Furthermore all entries should be sorted after the second column (mail).
In the column count I like to get the number of occurences of the column mail,
in nodes all the entries having the same value in the column mail should be printed (space separated and alphabetically sorted).
This is what I try to achieve:
contact,mail,count,nodes
Dieter,dieter#anything,com,1,CCCC
Hans,hans#anything.com,2,BBBB CCDDA
Peter,peter#anything,com,2,AAAA ABABA
I have this awk-command:
awk -F"," '
BEGIN{
FS=OFS=",";
printf "%s,%s,%s,%s\n", "contact","mail","count","nodes"
}
NR>1{
counts[$3]++; # Increment count of lines.
contact[$2]; # contact
}
END {
# Iterate over all third-column values.
for (x in counts) {
printf "%s,%s,%s,%s\n", contact[x],x,counts[x],"nodes"
}
}
' test-file.csv | sort --field-separator="," --key=2 -n
However this is my result :-(
Nothing but the amount of occurences work.
,Dieter#anything.com,1,nodes
,hans#anything.com,2,nodes
,peter#anything.com,2,nodes
contact,mail,count,nodes
Any help appreciated!
You may use this gnu awk:
awk '
BEGIN {
FS = OFS = ","
printf "%s,%s,%s,%s\n", "contact","mail","count","nodes"
}
NR > 1 {
++counts[$3] # Increment count of lines.
name[$3] = $2
map[$3] = ($3 in map ? map[$3] " " : "") $1
}
END {
# Iterate over all third-column values.
PROCINFO["sorted_in"]="#ind_str_asc";
for (k in counts)
print name[k], k, counts[k], map[k]
}
' test-file.csv
Output:
contact,mail,count,nodes
Dieter,dieter#anything.com,1,CCCC
Hans,hans#anything.com,2,BBBB CCDDA
Peter,peter#anything.com,2,AAAA ABABA
With your shown samples please try following. Written and tested in GNU awk.
awk '
BEGIN{ FS=OFS="," }
FNR==1{
sub(/^[^,]*,/,"")
$1=$1
print $0,"count,nodes"
}
FNR>1{
nf=$2
mail[nf]=$NF
NF--
arr[nf]++
val[nf]=(val[nf]?val[nf] " ":"")$1
}
END{
for(i in arr){
print i,mail[i],arr[i],val[i] | "sort -t, -k1"
}
}
' Input_file
Explanation: Adding detailed explanation for above.

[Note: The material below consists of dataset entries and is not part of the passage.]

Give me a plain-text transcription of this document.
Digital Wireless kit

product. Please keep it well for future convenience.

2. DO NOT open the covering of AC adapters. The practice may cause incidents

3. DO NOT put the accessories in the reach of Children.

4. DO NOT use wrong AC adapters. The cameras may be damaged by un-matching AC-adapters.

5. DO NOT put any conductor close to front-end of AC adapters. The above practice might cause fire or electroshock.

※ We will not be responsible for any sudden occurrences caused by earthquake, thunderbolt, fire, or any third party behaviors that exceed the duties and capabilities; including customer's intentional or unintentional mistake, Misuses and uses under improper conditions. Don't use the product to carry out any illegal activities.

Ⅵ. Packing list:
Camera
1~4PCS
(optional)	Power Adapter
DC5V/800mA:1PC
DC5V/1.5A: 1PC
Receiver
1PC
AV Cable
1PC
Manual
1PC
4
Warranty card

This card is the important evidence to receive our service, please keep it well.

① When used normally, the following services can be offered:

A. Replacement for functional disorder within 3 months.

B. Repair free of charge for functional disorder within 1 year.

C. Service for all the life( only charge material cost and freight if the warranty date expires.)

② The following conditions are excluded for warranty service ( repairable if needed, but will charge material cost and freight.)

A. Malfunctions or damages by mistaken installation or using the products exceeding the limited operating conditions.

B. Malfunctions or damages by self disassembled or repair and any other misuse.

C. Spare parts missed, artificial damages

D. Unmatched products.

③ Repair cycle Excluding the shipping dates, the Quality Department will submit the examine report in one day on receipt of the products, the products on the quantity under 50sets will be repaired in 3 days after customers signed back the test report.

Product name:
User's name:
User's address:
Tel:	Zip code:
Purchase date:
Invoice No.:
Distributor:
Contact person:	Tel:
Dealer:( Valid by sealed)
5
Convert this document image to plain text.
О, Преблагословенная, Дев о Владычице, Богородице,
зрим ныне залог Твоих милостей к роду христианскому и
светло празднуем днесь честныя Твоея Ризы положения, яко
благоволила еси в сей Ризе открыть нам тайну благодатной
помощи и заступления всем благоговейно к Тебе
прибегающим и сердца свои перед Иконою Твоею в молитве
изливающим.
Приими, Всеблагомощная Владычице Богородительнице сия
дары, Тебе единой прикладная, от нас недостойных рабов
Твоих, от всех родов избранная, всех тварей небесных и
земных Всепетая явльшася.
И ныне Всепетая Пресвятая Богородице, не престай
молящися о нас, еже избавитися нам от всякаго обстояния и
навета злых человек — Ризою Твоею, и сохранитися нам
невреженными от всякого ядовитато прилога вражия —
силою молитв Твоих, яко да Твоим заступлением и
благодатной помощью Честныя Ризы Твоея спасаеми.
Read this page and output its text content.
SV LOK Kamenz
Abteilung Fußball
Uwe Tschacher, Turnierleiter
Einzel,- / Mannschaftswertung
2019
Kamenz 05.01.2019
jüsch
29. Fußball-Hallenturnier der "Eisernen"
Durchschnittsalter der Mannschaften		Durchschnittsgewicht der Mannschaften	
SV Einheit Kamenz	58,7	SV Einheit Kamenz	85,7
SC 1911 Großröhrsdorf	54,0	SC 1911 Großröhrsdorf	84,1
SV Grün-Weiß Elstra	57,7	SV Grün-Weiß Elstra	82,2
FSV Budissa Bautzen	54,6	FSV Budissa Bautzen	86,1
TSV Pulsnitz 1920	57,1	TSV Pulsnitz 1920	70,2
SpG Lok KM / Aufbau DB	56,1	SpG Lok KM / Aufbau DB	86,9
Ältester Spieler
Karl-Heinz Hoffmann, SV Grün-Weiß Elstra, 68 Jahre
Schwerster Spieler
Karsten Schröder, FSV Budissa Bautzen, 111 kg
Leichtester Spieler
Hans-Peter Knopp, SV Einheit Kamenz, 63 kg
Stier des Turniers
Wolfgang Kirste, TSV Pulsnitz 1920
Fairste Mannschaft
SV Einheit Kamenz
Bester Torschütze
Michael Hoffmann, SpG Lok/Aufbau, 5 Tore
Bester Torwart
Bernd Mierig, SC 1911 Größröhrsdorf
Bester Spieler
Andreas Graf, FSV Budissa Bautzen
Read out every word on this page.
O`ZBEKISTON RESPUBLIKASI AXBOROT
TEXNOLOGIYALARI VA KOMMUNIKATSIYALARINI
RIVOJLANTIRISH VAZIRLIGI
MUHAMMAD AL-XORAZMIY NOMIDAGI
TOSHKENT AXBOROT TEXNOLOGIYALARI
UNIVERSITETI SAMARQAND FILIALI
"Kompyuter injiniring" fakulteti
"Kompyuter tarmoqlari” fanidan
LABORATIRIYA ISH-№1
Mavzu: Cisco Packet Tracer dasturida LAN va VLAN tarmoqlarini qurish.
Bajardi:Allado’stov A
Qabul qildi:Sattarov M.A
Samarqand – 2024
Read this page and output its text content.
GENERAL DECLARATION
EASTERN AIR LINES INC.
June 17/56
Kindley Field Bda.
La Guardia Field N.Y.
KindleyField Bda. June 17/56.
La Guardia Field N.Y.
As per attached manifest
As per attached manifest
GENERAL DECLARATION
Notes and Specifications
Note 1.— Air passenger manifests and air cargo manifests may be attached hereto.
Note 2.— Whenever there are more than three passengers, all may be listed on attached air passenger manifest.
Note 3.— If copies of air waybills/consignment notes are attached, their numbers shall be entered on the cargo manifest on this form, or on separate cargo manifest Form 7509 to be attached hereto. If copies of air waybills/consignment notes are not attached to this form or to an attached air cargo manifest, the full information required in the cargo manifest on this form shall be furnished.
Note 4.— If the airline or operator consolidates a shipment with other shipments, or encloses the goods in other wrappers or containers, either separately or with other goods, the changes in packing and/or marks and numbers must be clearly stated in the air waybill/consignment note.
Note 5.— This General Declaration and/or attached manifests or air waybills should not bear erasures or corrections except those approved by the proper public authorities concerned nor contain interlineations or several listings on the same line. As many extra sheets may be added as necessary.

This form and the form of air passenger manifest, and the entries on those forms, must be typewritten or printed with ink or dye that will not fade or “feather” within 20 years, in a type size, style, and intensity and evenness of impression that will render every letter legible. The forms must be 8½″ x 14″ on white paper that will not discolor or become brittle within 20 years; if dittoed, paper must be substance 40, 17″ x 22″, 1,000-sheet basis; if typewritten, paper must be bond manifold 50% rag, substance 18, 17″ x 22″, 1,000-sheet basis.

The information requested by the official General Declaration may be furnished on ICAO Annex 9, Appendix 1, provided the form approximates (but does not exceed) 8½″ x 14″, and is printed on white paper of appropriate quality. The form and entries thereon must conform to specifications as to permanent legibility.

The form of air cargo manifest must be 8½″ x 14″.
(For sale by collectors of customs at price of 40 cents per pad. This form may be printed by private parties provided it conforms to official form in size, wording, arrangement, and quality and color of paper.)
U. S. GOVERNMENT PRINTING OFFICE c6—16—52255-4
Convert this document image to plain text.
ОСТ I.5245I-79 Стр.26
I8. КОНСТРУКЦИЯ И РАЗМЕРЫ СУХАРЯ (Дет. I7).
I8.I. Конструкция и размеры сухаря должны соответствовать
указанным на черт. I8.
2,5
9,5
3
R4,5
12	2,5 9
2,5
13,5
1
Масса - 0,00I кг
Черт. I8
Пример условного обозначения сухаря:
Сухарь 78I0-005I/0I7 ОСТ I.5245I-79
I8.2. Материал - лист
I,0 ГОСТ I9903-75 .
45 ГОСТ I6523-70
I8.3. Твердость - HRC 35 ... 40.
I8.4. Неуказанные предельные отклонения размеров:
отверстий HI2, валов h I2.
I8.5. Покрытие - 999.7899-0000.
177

awk ' ##Starting awk program from here.
BEGIN{ FS=OFS="," } ##In BEGIN section setting FS, OFS as comma here.
FNR==1{ ##if this is first line then do following.
sub(/^[^,]*,/,"") ##Substituting everything till 1st comma here with NULL in current line.
$1=$1 ##Reassigning 1st field to itself.
print $0,"count,nodes" ##Printing headers as per need to terminal.
}
FNR>1{ ##If line is Greater than 1st line then do following.
nf=$2 ##Creating nf with 2nd field value here.
mail[nf]=$NF ##Creating mail with nf as index and value is last field value.
NF-- ##Decreasing value of current number of fields by 1 here.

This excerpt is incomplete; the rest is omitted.